Goodwill Ambassador Kanu Nwankwo promotes ‘Football for Hope’
By Oluseyi Abdulmalik and Geoffrey Njoku
LAGOS, 6 August 2008 – It was another wet and humid day in Lagos and in this somewhat rough and rowdy township of Agege, hundreds of children were gathered and waiting in the makeshift stadium grounds. You could feel the excitement in the air and the anticipation on the faces of the children was clear to see. Not even the rains could dampen the prospect of what was going to be for them, an unforgettable experience.
As he made his entrance onto the grounds, the children’s screams and shouts were deafening – and who could blame them. After all, this was the first time any of them had ever seen him in person. To them, Kanu Nwankwo, famous Nigerian football star and Captain of the National team, is someone they hear about and someone who inspires their hopes and dreams.

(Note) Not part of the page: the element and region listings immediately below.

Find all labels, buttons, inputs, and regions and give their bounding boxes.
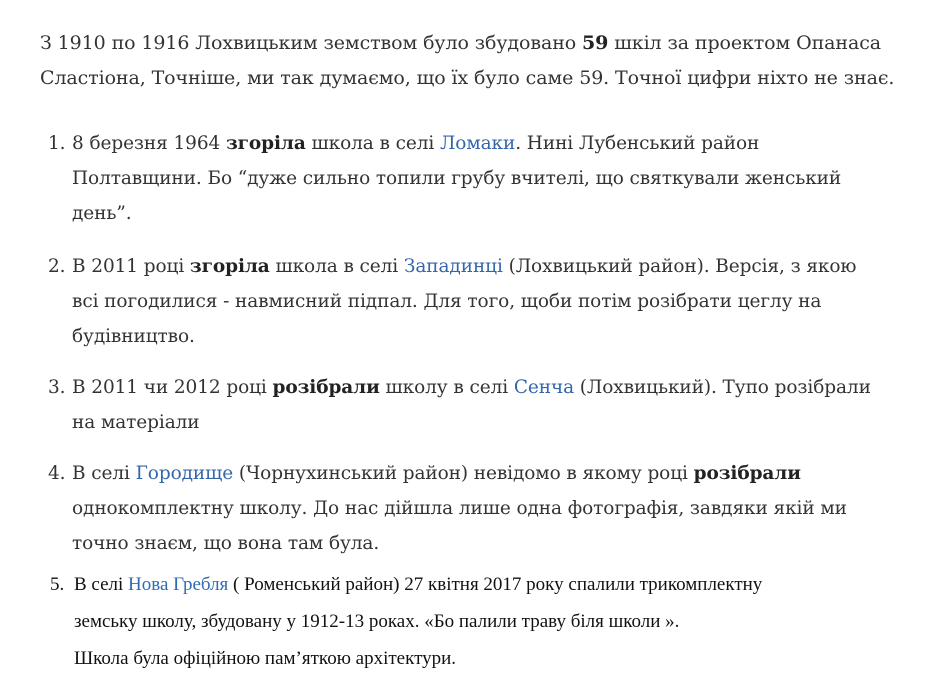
list-item-line: Школа була офіційною пам’яткою архітектури. [74,648,457,669]
list-item-line: однокомплектну школу. До нас дійшла лише одна фотографія, завдяки якій ми [72,498,847,519]
list-item-line [48,249,908,284]
intro-line-2: Сластіона, Точніше, ми так думаємо, що їх було саме 59. Точної цифри ніхто не знає. [40,67,895,89]
village-link-sencha[interactable]: Сенча [513,377,575,398]
list-item-line: будівництво. [72,326,195,347]
list-item-3 [48,370,908,440]
bold-keyword: розібрали [693,463,801,484]
village-link-zapadyntsi[interactable]: Западинці [403,256,503,277]
intro-paragraph [40,26,920,96]
item-text: школу в селі [379,377,514,398]
intro-text: З 1910 по 1916 Лохвицьким земством було збудовано [40,32,583,54]
list-item-line: Полтавщини. Бо “дуже сильно топили грубу вчителі, що святкували женський [72,168,842,189]
item-text: В селі [72,463,136,484]
list-number: 4. [48,463,66,484]
item-text: (Лохвицький район). Версія, з якою [502,256,857,277]
village-link-lomaky[interactable]: Ломаки [439,133,516,154]
list-item-2 [48,249,908,354]
village-link-nova-heblia[interactable]: Нова Гребля [128,574,229,595]
item-text: В селі [74,574,129,595]
bold-keyword: згоріла [225,133,306,154]
list-item-line [48,370,908,405]
list-item-line [48,126,908,161]
item-text: (Чорнухинський район) невідомо в якому році [233,463,694,484]
item-text: школа в селі [269,256,404,277]
list-item-line: на матеріали [72,412,200,433]
item-text: В 2011 чи 2012 році [72,377,273,398]
item-text: . Нині Лубенський район [515,133,760,154]
list-number: 2. [48,256,66,277]
intro-text: шкіл за проектом Опанаса [608,32,881,54]
list-number: 1. [48,133,66,154]
school-count: 59 [582,32,609,54]
list-item-line [50,566,910,603]
list-item-line: день”. [72,203,132,224]
item-text: ( Роменський район) 27 квітня 2017 року спалили трикомплектну [228,574,763,595]
list-number: 3. [48,377,66,398]
item-text: В 2011 році [72,256,190,277]
intro-line-1 [40,26,920,61]
list-item-5 [50,566,910,677]
village-link-horodyshche[interactable]: Городище [135,463,234,484]
item-text: 8 березня 1964 [72,133,226,154]
list-item-line [48,456,908,491]
list-item-line: точно знаєм, що вона там була. [72,533,380,554]
list-item-line: земську школу, збудовану у 1912-13 роках. «Бо палили траву біля школи ». [74,611,680,632]
item-text: (Лохвицький). Тупо розібрали [574,377,871,398]
bold-keyword: розібрали [272,377,380,398]
bold-keyword: згоріла [189,256,270,277]
list-item-line: всі погодилися - навмисний підпал. Для того, щоби потім розібрати цеглу на [72,291,822,312]
item-text: школа в селі [305,133,440,154]
list-number: 5. [50,574,65,595]
list-item-1 [48,126,908,231]
list-item-4 [48,456,908,561]
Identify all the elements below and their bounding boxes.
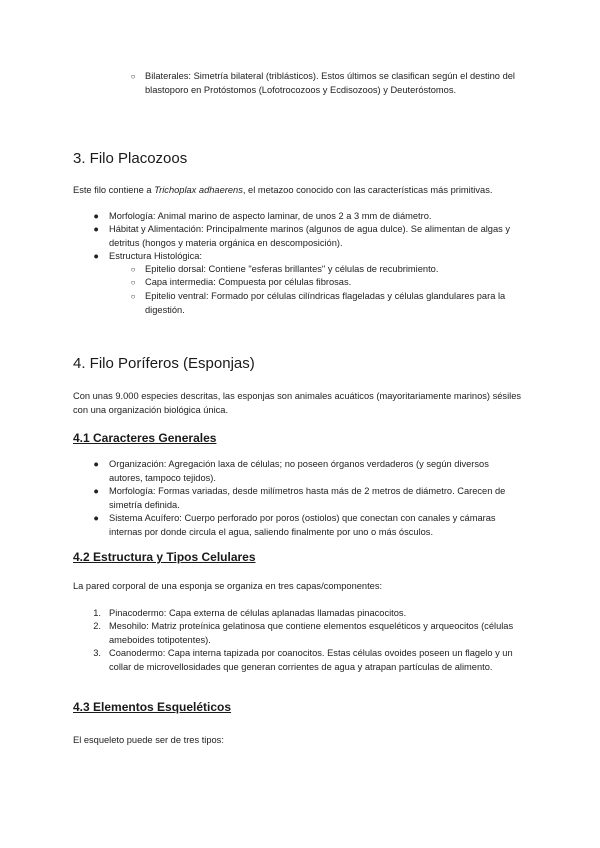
list-item-text: Epitelio ventral: Formado por células cilíndricas flageladas y células glandulares para la digestión. [145, 291, 506, 315]
intro-text: Este filo contiene a [73, 185, 155, 195]
list-number: 2. [93, 621, 101, 631]
hollow-circle-bullet-icon: ○ [130, 265, 136, 274]
list-item-text: Bilaterales: Simetría bilateral (triblásticos). Estos últimos se clasifican según el destino del blastoporo en Protóstomos (Lofotrocozoos y Ecdisozoos) y Deuteróstomos. [145, 71, 515, 95]
list-item-text: Pinacodermo: Capa externa de células aplanadas llamadas pinacocitos. [109, 608, 407, 618]
list-item [130, 70, 515, 97]
list-item [93, 485, 523, 512]
list-item-text: Sistema Acuífero: Cuerpo perforado por poros (ostiolos) que conectan con canales y cámaras internas por donde circula el agua, saliendo finalmente por uno o más ósculos. [109, 513, 496, 537]
list-item [93, 223, 523, 250]
list-item-text: Epitelio dorsal: Contiene "esferas brillantes" y células de recubrimiento. [145, 264, 439, 274]
list-item [93, 620, 523, 647]
list-item-text: Hábitat y Alimentación: Principalmente marinos (algunos de agua dulce). Se alimentan de algas y detritus (hongos y materia orgánica en descomposición). [109, 224, 511, 248]
list-item-text: Morfología: Animal marino de aspecto laminar, de unos 2 a 3 mm de diámetro. [109, 211, 432, 221]
hollow-circle-bullet-icon: ○ [130, 292, 136, 301]
bullet-icon: ● [93, 513, 99, 523]
subsection-4-3-intro: El esqueleto puede ser de tres tipos: [73, 735, 224, 745]
list-item [130, 276, 515, 290]
list-item-text: Morfología: Formas variadas, desde milímetros hasta más de 2 metros de diámetro. Carecen de simetría definida. [109, 486, 506, 510]
section-4-heading: 4. Filo Poríferos (Esponjas) [73, 355, 255, 372]
bullet-icon: ● [93, 251, 99, 261]
list-item [93, 458, 523, 485]
list-number: 3. [93, 648, 101, 658]
list-item [93, 647, 523, 674]
section-4-intro: Con unas 9.000 especies descritas, las esponjas son animales acuáticos (mayoritariamente marinos) sésiles con una organización biológica única. [73, 391, 522, 415]
section-3-intro [73, 184, 533, 198]
subsection-4-1-heading: 4.1 Caracteres Generales [73, 431, 217, 445]
hollow-circle-bullet-icon: ○ [130, 278, 136, 287]
list-item-text: Mesohilo: Matriz proteínica gelatinosa que contiene elementos esqueléticos y arqueocitos (células ameboides totipotentes). [109, 621, 514, 645]
list-item [93, 210, 523, 224]
subsection-4-2-heading: 4.2 Estructura y Tipos Celulares [73, 550, 256, 564]
hollow-circle-bullet-icon: ○ [130, 72, 136, 81]
intro-text: , el metazoo conocido con las características más primitivas. [242, 185, 493, 195]
bullet-icon: ● [93, 459, 99, 469]
subsection-4-2-intro: La pared corporal de una esponja se organiza en tres capas/componentes: [73, 581, 383, 591]
list-item [93, 250, 523, 264]
list-item [130, 263, 515, 277]
species-name: Trichoplax adhaerens [154, 185, 243, 195]
list-item [93, 512, 523, 539]
bullet-icon: ● [93, 211, 99, 221]
list-item-text: Capa intermedia: Compuesta por células fibrosas. [145, 277, 352, 287]
list-item-text: Coanodermo: Capa interna tapizada por coanocitos. Estas células ovoides poseen un flagelo y un collar de microvellosidades que generan corrientes de agua y atrapan partículas de alimento. [109, 648, 513, 672]
subsection-4-3-heading: 4.3 Elementos Esqueléticos [73, 700, 232, 714]
list-item-text: Organización: Agregación laxa de células; no poseen órganos verdaderos (y según diversos autores, tampoco tejidos). [109, 459, 489, 483]
bullet-icon: ● [93, 486, 99, 496]
list-item [130, 290, 515, 317]
list-number: 1. [93, 608, 101, 618]
bullet-icon: ● [93, 224, 99, 234]
section-3-heading: 3. Filo Placozoos [73, 150, 188, 167]
list-item-text: Estructura Histológica: [109, 251, 203, 261]
list-item [93, 607, 523, 621]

Hundreds of excited children have gathered on this day in the township of Agege, to meet Nigerian football star and UNICEF Goodwill Ambassador Nwankwo Kanu. Nwankwo’s appearance marked the end of the first phase of ‘Project Excel’ – a joint venture of FIFA’s ‘Football for Hope’, Search and Groom Youth Development Centre and UNICEF.
The primary objective of the ‘Football for Hope’ movement is to strengthen sustainable social and human development programmes such as healthcare improvement, children's rights, education, peace promotion, anti-discrimination, social integration and the environment. The movement is meant to help the United Nations reach its Millennium Goals by 2015.
The Search and Groom Youth Development Centre is FIFA’s Football For Hope official football and development partner in Nigeria. The street football programme works with children from socio-economically disadvantaged communities, using football as a simple but effective tool for social change and community regeneration.
Using football to promote social change
Saheed looks younger than his 17 years. He was on the streets of Lagos for over a year before being rescued by UNICEF through the Child to Child network. He is now benefiting from the Football for Hope movement.
“What this means to us is that maybe we can have a shot at a normal life,” says Saheed.
For the past three months, Saheed, along with other boys, were put up in camps and received training in football, clothes and regular meals. They also received counselling to help them develop their self esteem and build confidence in themselves.
The boys were also taught English and mathematics, and have participated in various cultural activities and games. It is the most stable home environment most of them have experienced in a long time.
Encouraging children’s hopes and dreams
Nwankwo Kanu started out just like the children he met through the programme.
“I was one of these kids, playing street soccer and dreaming of a better life” he says. “We all have to come together, as communities. As individuals, we must do what we can to support these children and ensure a better life for them”.
Just before he kicked-off the games, Nwankwo Kanu told the children to work hard and be committed to their dreams, as it can pay off for them just as it did for him. Judging from the excitement of the children in attendance, it is a lesson they will not soon forget.